Mediation Analysis in R from Scratch (with R code)

This tutorial shows you how to do mediation analysis in R from scratch. As we know, quantitatively, mediation analysis is about if the product of a*b is statistically significant (see figure below).

If you assume that a*b is normally distributed, you can just directly test the level of significance. If you do not assume normal distribution, you could use quantile or other methods.

Mediation Analysis in R from Scratch

The following is the key, complete R code for the mediation analysis.

library(boot)
set.seed(123)

Mediation_function<-function(data_used,i)
{
# Sample a data 
data_temp=data_used[i,]

# a path 
result_a<-lm(M~X, data = data_temp)
a<-result_a$coefficients[2]
# b path 
result_b<-lm(Y~M+X, data = data_temp)
b<-result_b$coefficients[2]
#calculating the indirect effect 
indirect_effect<-a*b
return(indirect_effect)
}

# use boot() to do bootstrapping mediation analysis 
boot_mediation <- boot(Mediation_data, Mediation_function, R=5000)

# read data  
Mediation_data <-read.csv('https://raw.githubusercontent.com/TidyPython/Mediation_analysis/main/mediation_hypothetical_data.csv')

# show the head of the data   
head(Mediation_data)

# print out confidence intervals  
boot.ci(boot.out = boot_mediation, type = c("norm", "perc"))

The following is the output.
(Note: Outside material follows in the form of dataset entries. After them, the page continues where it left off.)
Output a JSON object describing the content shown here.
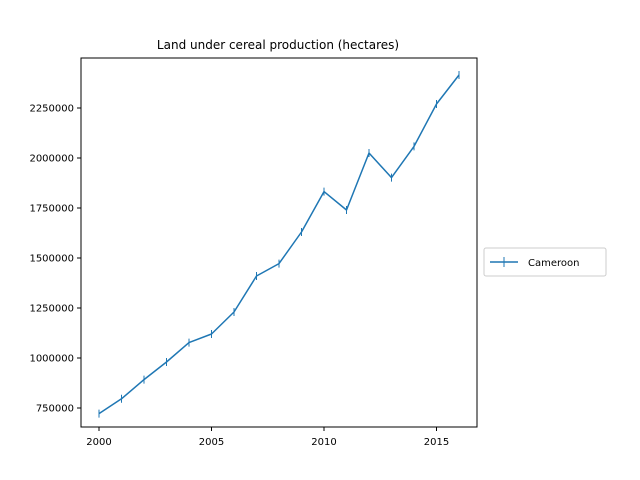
{
  "chart_data": {
    "type": "line",
    "title": "Land under cereal production (hectares)",
    "xlabel": "",
    "ylabel": "",
    "x": [
      2000,
      2001,
      2002,
      2003,
      2004,
      2005,
      2006,
      2007,
      2008,
      2009,
      2010,
      2011,
      2012,
      2013,
      2014,
      2015,
      2016
    ],
    "series": [
      {
        "name": "Cameroon",
        "color": "#1f77b4",
        "marker": "vertical-tick",
        "values": [
          722000,
          796000,
          892000,
          980000,
          1077000,
          1120000,
          1230000,
          1410000,
          1472000,
          1630000,
          1832000,
          1740000,
          2025000,
          1902000,
          2058000,
          2270000,
          2415000
        ]
      }
    ],
    "xlim": [
      1999.2,
      2016.8
    ],
    "ylim": [
      655000,
      2500000
    ],
    "xticks": [
      2000,
      2005,
      2010,
      2015
    ],
    "yticks": [
      750000,
      1000000,
      1250000,
      1500000,
      1750000,
      2000000,
      2250000
    ],
    "grid": false,
    "legend": "outside-right"
  }
}
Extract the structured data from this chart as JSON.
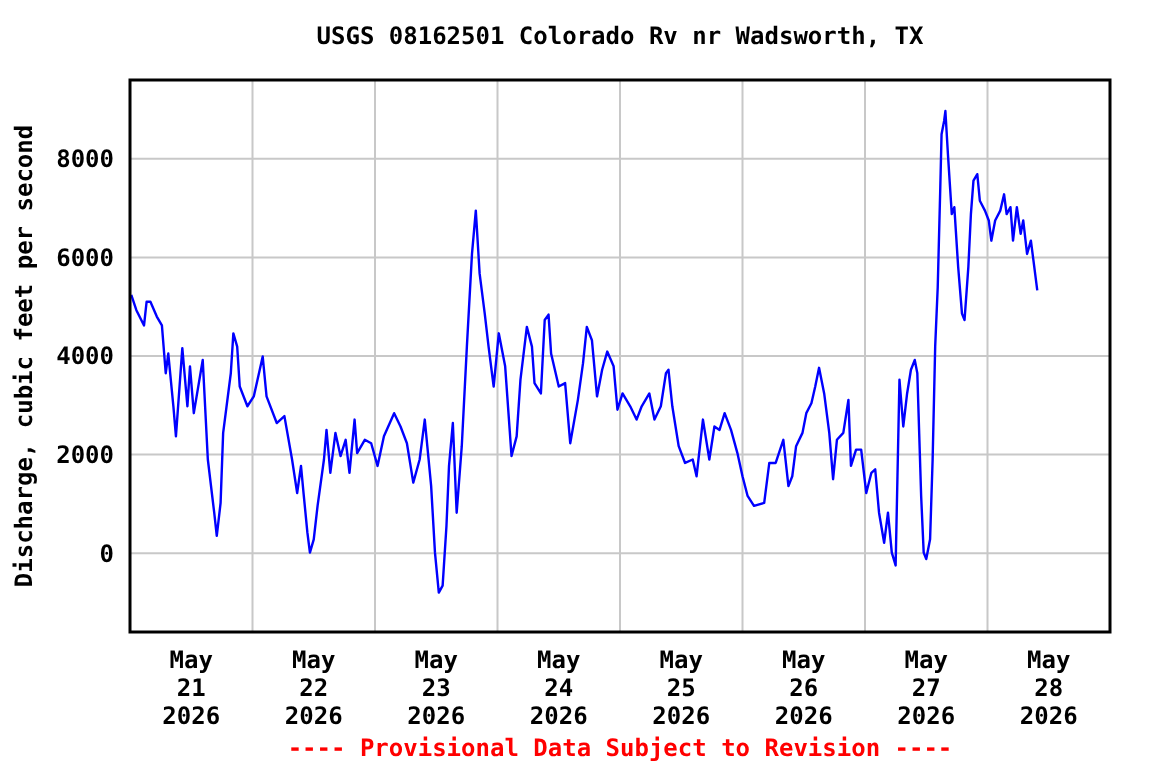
{
  "chart_data": {
    "type": "line",
    "title": "USGS 08162501 Colorado Rv nr Wadsworth, TX",
    "ylabel": "Discharge, cubic feet per second",
    "annotations": [
      "---- Provisional Data Subject to Revision ----"
    ],
    "xlim": [
      "2026-05-21T00:00",
      "2026-05-29T00:00"
    ],
    "xticks": [
      {
        "value": "2026-05-21T12:00",
        "label": "May\n21\n2026"
      },
      {
        "value": "2026-05-22T00:00",
        "label": null
      },
      {
        "value": "2026-05-22T12:00",
        "label": "May\n22\n2026"
      },
      {
        "value": "2026-05-23T00:00",
        "label": null
      },
      {
        "value": "2026-05-23T12:00",
        "label": "May\n23\n2026"
      },
      {
        "value": "2026-05-24T00:00",
        "label": null
      },
      {
        "value": "2026-05-24T12:00",
        "label": "May\n24\n2026"
      },
      {
        "value": "2026-05-25T00:00",
        "label": null
      },
      {
        "value": "2026-05-25T12:00",
        "label": "May\n25\n2026"
      },
      {
        "value": "2026-05-26T00:00",
        "label": null
      },
      {
        "value": "2026-05-26T12:00",
        "label": "May\n26\n2026"
      },
      {
        "value": "2026-05-27T00:00",
        "label": null
      },
      {
        "value": "2026-05-27T12:00",
        "label": "May\n27\n2026"
      },
      {
        "value": "2026-05-28T00:00",
        "label": null
      },
      {
        "value": "2026-05-28T12:00",
        "label": "May\n28\n2026"
      }
    ],
    "ylim": [
      -1600,
      9600
    ],
    "yticks": [
      0,
      2000,
      4000,
      6000,
      8000
    ],
    "grid": true,
    "x": [
      "2026-05-21T00:15",
      "2026-05-21T01:15",
      "2026-05-21T02:45",
      "2026-05-21T03:15",
      "2026-05-21T04:00",
      "2026-05-21T05:15",
      "2026-05-21T06:15",
      "2026-05-21T07:00",
      "2026-05-21T07:30",
      "2026-05-21T08:30",
      "2026-05-21T09:00",
      "2026-05-21T10:15",
      "2026-05-21T11:15",
      "2026-05-21T11:45",
      "2026-05-21T12:30",
      "2026-05-21T14:15",
      "2026-05-21T15:15",
      "2026-05-21T16:30",
      "2026-05-21T17:00",
      "2026-05-21T17:45",
      "2026-05-21T18:15",
      "2026-05-21T19:45",
      "2026-05-21T20:15",
      "2026-05-21T21:00",
      "2026-05-21T21:30",
      "2026-05-21T23:00",
      "2026-05-22T00:15",
      "2026-05-22T02:00",
      "2026-05-22T02:45",
      "2026-05-22T04:45",
      "2026-05-22T06:15",
      "2026-05-22T07:45",
      "2026-05-22T08:45",
      "2026-05-22T09:30",
      "2026-05-22T10:00",
      "2026-05-22T10:45",
      "2026-05-22T11:15",
      "2026-05-22T12:00",
      "2026-05-22T12:45",
      "2026-05-22T14:00",
      "2026-05-22T14:30",
      "2026-05-22T15:15",
      "2026-05-22T16:15",
      "2026-05-22T17:15",
      "2026-05-22T18:15",
      "2026-05-22T19:00",
      "2026-05-22T20:00",
      "2026-05-22T20:30",
      "2026-05-22T22:00",
      "2026-05-22T23:15",
      "2026-05-23T00:30",
      "2026-05-23T01:45",
      "2026-05-23T03:45",
      "2026-05-23T05:00",
      "2026-05-23T06:15",
      "2026-05-23T07:30",
      "2026-05-23T08:45",
      "2026-05-23T09:45",
      "2026-05-23T10:15",
      "2026-05-23T11:00",
      "2026-05-23T11:45",
      "2026-05-23T12:30",
      "2026-05-23T13:15",
      "2026-05-23T14:00",
      "2026-05-23T14:30",
      "2026-05-23T15:15",
      "2026-05-23T16:00",
      "2026-05-23T17:00",
      "2026-05-23T18:00",
      "2026-05-23T19:00",
      "2026-05-23T19:45",
      "2026-05-23T20:30",
      "2026-05-23T21:30",
      "2026-05-23T22:15",
      "2026-05-23T23:15",
      "2026-05-24T00:15",
      "2026-05-24T01:30",
      "2026-05-24T02:45",
      "2026-05-24T03:45",
      "2026-05-24T04:30",
      "2026-05-24T05:45",
      "2026-05-24T06:45",
      "2026-05-24T07:15",
      "2026-05-24T08:30",
      "2026-05-24T09:15",
      "2026-05-24T10:00",
      "2026-05-24T10:30",
      "2026-05-24T12:00",
      "2026-05-24T13:15",
      "2026-05-24T14:15",
      "2026-05-24T15:45",
      "2026-05-24T16:45",
      "2026-05-24T17:30",
      "2026-05-24T18:30",
      "2026-05-24T19:30",
      "2026-05-24T20:30",
      "2026-05-24T21:30",
      "2026-05-24T22:45",
      "2026-05-24T23:30",
      "2026-05-25T00:30",
      "2026-05-25T02:00",
      "2026-05-25T03:15",
      "2026-05-25T04:15",
      "2026-05-25T05:45",
      "2026-05-25T06:45",
      "2026-05-25T08:00",
      "2026-05-25T09:00",
      "2026-05-25T09:30",
      "2026-05-25T10:15",
      "2026-05-25T11:30",
      "2026-05-25T12:45",
      "2026-05-25T14:15",
      "2026-05-25T15:00",
      "2026-05-25T16:15",
      "2026-05-25T17:30",
      "2026-05-25T18:30",
      "2026-05-25T19:30",
      "2026-05-25T20:30",
      "2026-05-25T21:45",
      "2026-05-25T23:00",
      "2026-05-26T00:00",
      "2026-05-26T01:00",
      "2026-05-26T02:15",
      "2026-05-26T04:15",
      "2026-05-26T05:15",
      "2026-05-26T06:30",
      "2026-05-26T08:00",
      "2026-05-26T09:00",
      "2026-05-26T09:45",
      "2026-05-26T10:30",
      "2026-05-26T11:45",
      "2026-05-26T12:30",
      "2026-05-26T13:30",
      "2026-05-26T14:15",
      "2026-05-26T15:00",
      "2026-05-26T16:00",
      "2026-05-26T17:00",
      "2026-05-26T17:45",
      "2026-05-26T18:30",
      "2026-05-26T19:45",
      "2026-05-26T20:45",
      "2026-05-26T21:15",
      "2026-05-26T22:15",
      "2026-05-26T23:15",
      "2026-05-27T00:15",
      "2026-05-27T01:15",
      "2026-05-27T02:00",
      "2026-05-27T02:45",
      "2026-05-27T03:45",
      "2026-05-27T04:30",
      "2026-05-27T05:15",
      "2026-05-27T06:00",
      "2026-05-27T06:45",
      "2026-05-27T07:30",
      "2026-05-27T08:15",
      "2026-05-27T09:00",
      "2026-05-27T09:45",
      "2026-05-27T10:15",
      "2026-05-27T11:00",
      "2026-05-27T11:30",
      "2026-05-27T12:00",
      "2026-05-27T12:45",
      "2026-05-27T13:15",
      "2026-05-27T13:45",
      "2026-05-27T14:15",
      "2026-05-27T14:45",
      "2026-05-27T15:00",
      "2026-05-27T15:30",
      "2026-05-27T15:45",
      "2026-05-27T16:15",
      "2026-05-27T17:00",
      "2026-05-27T17:30",
      "2026-05-27T18:15",
      "2026-05-27T19:00",
      "2026-05-27T19:30",
      "2026-05-27T20:15",
      "2026-05-27T20:45",
      "2026-05-27T21:15",
      "2026-05-27T22:00",
      "2026-05-27T22:30",
      "2026-05-27T23:30",
      "2026-05-28T00:15",
      "2026-05-28T00:45",
      "2026-05-28T01:30",
      "2026-05-28T02:30",
      "2026-05-28T03:15",
      "2026-05-28T03:45",
      "2026-05-28T04:30",
      "2026-05-28T05:00",
      "2026-05-28T05:45",
      "2026-05-28T06:30",
      "2026-05-28T07:00",
      "2026-05-28T07:45",
      "2026-05-28T08:30",
      "2026-05-28T09:00",
      "2026-05-28T09:45"
    ],
    "series": [
      {
        "color": "#0000ff",
        "values": [
          5240,
          4930,
          4620,
          5100,
          5100,
          4800,
          4620,
          3650,
          4050,
          2980,
          2370,
          4160,
          2980,
          3790,
          2840,
          3920,
          1900,
          820,
          350,
          1020,
          2440,
          3650,
          4460,
          4190,
          3380,
          2980,
          3180,
          3990,
          3180,
          2640,
          2780,
          1900,
          1220,
          1770,
          1220,
          420,
          10,
          280,
          960,
          1900,
          2500,
          1630,
          2440,
          1970,
          2300,
          1630,
          2710,
          2030,
          2300,
          2230,
          1770,
          2370,
          2840,
          2570,
          2230,
          1430,
          1900,
          2710,
          2170,
          1360,
          10,
          -800,
          -660,
          550,
          1770,
          2640,
          820,
          2170,
          4190,
          6070,
          6950,
          5670,
          4860,
          4190,
          3380,
          4460,
          3790,
          1970,
          2370,
          3520,
          4590,
          4190,
          3450,
          3240,
          4730,
          4840,
          4050,
          3380,
          3450,
          2230,
          3110,
          3850,
          4590,
          4320,
          3180,
          3720,
          4090,
          3790,
          2910,
          3240,
          2980,
          2710,
          2980,
          3240,
          2710,
          2980,
          3650,
          3720,
          2980,
          2170,
          1830,
          1900,
          1560,
          2710,
          1900,
          2570,
          2500,
          2840,
          2500,
          2030,
          1560,
          1160,
          960,
          1020,
          1830,
          1830,
          2300,
          1360,
          1560,
          2170,
          2440,
          2840,
          3040,
          3380,
          3760,
          3240,
          2440,
          1500,
          2300,
          2440,
          3110,
          1770,
          2100,
          2100,
          1220,
          1630,
          1700,
          820,
          210,
          820,
          10,
          -250,
          3520,
          2570,
          3240,
          3720,
          3920,
          3650,
          1160,
          10,
          -120,
          280,
          1900,
          4190,
          5400,
          7420,
          8500,
          8770,
          8970,
          8090,
          6880,
          7020,
          5810,
          4860,
          4730,
          5810,
          6880,
          7560,
          7690,
          7150,
          6950,
          6750,
          6340,
          6750,
          6950,
          7280,
          6880,
          7020,
          6340,
          7020,
          6480,
          6750,
          6070,
          6340,
          5940,
          5330
        ]
      }
    ]
  }
}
As you can see, it produces the confidence intervals based on normal distribution assumptions and percentile as well. Neither of the confidence intervals includes zero. Thus, we can conclude that the mediation model works. (It should be noted that, the normal distribution assumption is for the 5000 bootstrapping indirect effects.)

BOOTSTRAP CONFIDENCE INTERVAL CALCULATIONS
Based on 5000 bootstrap replicates

CALL : 
boot.ci(boot.out = boot_mediation, type = c("norm", "perc"))

Intervals : 
Level      Normal             Percentile     
95%   ( 0.0377,  0.1570 )   ( 0.0379,  0.1559 )  
Calculations and Intervals on Original Scale

We can also plot the 5000 indirect effects. As we can see, it is pretty normally distributed.

# plot the 5000 indirect effects   
plot(boot_mediation)

SE and SD in Bootstrapping Mediation Analysis

Note that, standard error (SE) of a statistic is the standard deviation (SD) of its sampling distribution or an estimate of that standard deviation (based on Wikipedia).

Thus, we can calculate the SE of the indirect effects by calculating the SD of the bootstrapped sample. The following is the R code to show how.

# calculate the standard deviation 
sd(boot_mediation$t)

The following is the output:

## [1] 0.03044034

We can double check by printing out the the CI again.

# print out the bootstrapping output again 
boot_mediation

The following is the output.

ORDINARY NONPARAMETRIC BOOTSTRAP


Call:
boot(data = Mediation_data, statistic = Mediation_function, R = 5000)


Bootstrap Statistics :
      original       bias    std. error
t1* 0.09748237 0.0001266305  0.03044034

Thus, we can see that SE of the indirect effect is the same as the sd of the bootstrapped sample of indirect effect.

Understand “bias” in the output

The difference between the mean of the bootstrap estimates and the original sample estimate is the bias.

# the mean of 5000 indirect effect 
print(mean(boot_mediation$t))

The following is the output:

[1] 0.097609

From the original sample, the following is the output.

#the original sample estimate 
print(boot_mediation$t0)

The following is the output:

         X 
0.09748237

The difference between these two numbers is the bias.

# the difference = the bias 
bias=mean(boot_mediation$t)-boot_mediation$t0
print(bias)

The output:

> print(bias)
           X 
0.0001266305

Bias used in Confidence Interval

We can apply this bias in the calculation of CI based on normal distribution assumption.

# calculate the confidence interval from scratch 
print(boot_mediation$t0-bias + c(-1, 1) * 1.96 * sd(boot_mediation$t))

The following is the output.

[1] 0.03769268 0.15701880

We can print again the CI from the boot() function.

# print out confidence interval based on normal distribution 
boot.ci(boot.out = boot_mediation, type = c("norm"))

The following is the output:

BOOTSTRAP CONFIDENCE INTERVAL CALCULATIONS
Based on 5000 bootstrap replicates

CALL : 
boot.ci(boot.out = boot_mediation, type = c("norm"))

Intervals : 
Level      Normal        
95%   ( 0.0377,  0.1570 )  
Calculations and Intervals on Original Scale

We can see that (0.03769268 0.15701880) is the same as ( 0.0377, 0.1570 ), after some rounding up. That means, we need to apply bias when calculate CI based on normal distribution assumption.